You create the floor plan, set up your retail outlets, food court, comfort rooms, theaters and so on. You also make plans for how you intend the traffic to flow - placing elevators here, escalators there, and so on.

When you open the mall to the public though, traffic determines its own course. People may eschew your elevator and take the stairs or not find a store or avoid a floor or just hang out in an unintended place you did not plan for. Or it may work perfectly, with traffic moving in, through and out with satisfying precision.

When I think about structure in terms of writing, I think about the general architecture, which includes elements like just what form it will take within the context of the story's demands. That should determine the flow but sometimes it doesn't (writing is like that, sometimes what is predictable refuses to behave - or you exercise will to alter its predictable behavior).

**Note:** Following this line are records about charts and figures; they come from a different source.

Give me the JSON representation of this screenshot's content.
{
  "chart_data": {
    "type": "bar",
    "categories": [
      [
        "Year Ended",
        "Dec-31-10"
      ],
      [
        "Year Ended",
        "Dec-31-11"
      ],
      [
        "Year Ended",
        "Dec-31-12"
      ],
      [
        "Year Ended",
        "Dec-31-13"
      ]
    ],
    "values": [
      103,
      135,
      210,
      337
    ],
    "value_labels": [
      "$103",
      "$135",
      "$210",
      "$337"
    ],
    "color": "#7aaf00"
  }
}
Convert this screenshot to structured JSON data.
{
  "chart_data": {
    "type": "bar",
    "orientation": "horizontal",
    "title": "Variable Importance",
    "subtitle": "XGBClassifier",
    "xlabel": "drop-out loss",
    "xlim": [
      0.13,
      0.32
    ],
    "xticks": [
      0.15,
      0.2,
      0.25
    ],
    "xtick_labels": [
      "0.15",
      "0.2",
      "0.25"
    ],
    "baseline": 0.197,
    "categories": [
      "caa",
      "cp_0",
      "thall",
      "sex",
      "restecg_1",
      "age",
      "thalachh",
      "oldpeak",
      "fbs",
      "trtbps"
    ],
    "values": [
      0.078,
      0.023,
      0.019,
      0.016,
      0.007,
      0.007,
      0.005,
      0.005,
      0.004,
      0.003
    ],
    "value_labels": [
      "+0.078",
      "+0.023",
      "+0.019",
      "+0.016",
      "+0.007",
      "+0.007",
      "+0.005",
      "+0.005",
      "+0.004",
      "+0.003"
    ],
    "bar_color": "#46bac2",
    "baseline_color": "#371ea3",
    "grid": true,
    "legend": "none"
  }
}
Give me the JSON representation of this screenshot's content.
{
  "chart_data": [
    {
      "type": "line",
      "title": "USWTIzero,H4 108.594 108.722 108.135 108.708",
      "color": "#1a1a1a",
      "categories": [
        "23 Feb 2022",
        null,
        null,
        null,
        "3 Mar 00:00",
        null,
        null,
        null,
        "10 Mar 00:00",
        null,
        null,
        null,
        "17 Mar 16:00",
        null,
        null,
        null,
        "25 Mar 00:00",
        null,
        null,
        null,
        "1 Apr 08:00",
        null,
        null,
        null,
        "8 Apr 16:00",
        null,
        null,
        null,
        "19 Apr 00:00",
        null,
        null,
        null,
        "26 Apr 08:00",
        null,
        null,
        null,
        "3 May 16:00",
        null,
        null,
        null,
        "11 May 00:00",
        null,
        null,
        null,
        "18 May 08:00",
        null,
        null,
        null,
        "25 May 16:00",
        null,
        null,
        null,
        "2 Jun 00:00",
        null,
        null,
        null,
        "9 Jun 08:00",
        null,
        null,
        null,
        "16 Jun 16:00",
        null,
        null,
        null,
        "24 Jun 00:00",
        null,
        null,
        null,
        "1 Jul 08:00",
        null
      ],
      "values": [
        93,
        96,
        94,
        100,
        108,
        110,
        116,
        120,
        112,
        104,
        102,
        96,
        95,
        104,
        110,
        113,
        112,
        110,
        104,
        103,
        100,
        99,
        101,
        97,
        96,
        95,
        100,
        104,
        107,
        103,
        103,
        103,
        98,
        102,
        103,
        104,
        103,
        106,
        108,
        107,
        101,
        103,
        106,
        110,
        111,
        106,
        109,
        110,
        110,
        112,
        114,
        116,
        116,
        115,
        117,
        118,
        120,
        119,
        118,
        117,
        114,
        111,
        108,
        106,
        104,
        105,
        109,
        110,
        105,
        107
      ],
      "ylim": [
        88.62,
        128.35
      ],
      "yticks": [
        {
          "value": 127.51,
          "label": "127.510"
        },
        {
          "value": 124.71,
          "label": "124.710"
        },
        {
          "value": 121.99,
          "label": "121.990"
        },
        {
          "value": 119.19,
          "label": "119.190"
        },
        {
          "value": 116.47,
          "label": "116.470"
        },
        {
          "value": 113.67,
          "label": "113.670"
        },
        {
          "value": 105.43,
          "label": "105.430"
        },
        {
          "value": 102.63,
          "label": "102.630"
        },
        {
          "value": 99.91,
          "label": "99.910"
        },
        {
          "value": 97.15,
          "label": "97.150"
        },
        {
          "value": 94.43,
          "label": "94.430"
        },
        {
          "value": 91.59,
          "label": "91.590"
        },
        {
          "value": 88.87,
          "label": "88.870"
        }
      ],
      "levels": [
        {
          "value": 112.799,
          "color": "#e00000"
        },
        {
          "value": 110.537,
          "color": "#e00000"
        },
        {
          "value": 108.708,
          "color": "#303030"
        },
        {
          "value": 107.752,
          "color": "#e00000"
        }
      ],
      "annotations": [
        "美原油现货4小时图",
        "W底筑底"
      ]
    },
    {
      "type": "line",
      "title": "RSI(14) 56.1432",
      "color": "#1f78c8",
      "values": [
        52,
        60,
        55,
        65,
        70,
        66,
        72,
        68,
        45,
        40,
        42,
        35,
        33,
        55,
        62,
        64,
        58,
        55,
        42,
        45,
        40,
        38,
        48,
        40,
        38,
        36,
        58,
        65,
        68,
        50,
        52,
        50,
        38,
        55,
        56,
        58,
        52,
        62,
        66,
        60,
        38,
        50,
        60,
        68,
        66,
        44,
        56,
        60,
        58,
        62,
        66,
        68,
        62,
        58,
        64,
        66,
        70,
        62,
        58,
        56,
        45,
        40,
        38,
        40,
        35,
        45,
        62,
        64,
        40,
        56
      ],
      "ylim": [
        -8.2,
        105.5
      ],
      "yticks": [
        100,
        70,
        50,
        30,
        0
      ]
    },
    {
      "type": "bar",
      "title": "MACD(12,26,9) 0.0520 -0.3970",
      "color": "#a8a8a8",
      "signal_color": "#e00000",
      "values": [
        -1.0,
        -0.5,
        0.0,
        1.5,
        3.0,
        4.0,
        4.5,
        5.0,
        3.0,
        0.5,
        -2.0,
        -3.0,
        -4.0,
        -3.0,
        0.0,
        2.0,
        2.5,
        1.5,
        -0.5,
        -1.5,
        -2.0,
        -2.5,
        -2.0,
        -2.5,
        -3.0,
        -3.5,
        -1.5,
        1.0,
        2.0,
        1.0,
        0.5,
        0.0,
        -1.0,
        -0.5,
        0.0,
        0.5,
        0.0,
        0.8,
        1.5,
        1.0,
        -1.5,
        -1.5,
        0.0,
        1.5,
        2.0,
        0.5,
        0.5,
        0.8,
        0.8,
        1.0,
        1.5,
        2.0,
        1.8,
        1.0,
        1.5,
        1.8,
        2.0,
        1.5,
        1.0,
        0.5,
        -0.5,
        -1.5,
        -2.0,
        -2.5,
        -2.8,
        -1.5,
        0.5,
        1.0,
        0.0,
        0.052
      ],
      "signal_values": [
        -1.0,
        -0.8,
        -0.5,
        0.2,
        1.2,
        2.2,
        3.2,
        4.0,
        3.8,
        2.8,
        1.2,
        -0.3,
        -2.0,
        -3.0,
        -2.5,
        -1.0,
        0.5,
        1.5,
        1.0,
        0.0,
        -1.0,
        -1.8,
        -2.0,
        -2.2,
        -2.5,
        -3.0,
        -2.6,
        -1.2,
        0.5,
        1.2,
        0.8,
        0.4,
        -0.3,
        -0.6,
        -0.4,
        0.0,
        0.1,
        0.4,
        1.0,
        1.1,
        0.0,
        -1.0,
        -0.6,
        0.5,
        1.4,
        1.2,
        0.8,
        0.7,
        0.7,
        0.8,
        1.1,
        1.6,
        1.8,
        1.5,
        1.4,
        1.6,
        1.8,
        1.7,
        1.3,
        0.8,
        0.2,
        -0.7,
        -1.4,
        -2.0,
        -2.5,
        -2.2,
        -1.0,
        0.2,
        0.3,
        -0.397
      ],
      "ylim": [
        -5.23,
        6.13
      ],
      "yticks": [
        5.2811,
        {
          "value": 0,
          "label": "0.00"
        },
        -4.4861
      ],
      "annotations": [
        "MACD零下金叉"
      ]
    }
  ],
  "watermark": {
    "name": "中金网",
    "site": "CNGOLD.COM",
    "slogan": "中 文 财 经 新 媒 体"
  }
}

When I consider how I will work in terms of the narrative flow, I do the equivalent of a "soft opening", see if the flow I had in mind reaches the places in the structure I want to reach. If it doesn't, then I tinker either with the flow (easier) or the architecture (disheartening). Easier with the flow because it becomes a matter of trying out variations. Disheartening with the architecture because its more fundamental and supposedly you made a right call. Whatever.

Normally though, the structure (if well-planned) takes care of the flow, unless you deliberately wangle with the flow for effect or to move your agenda.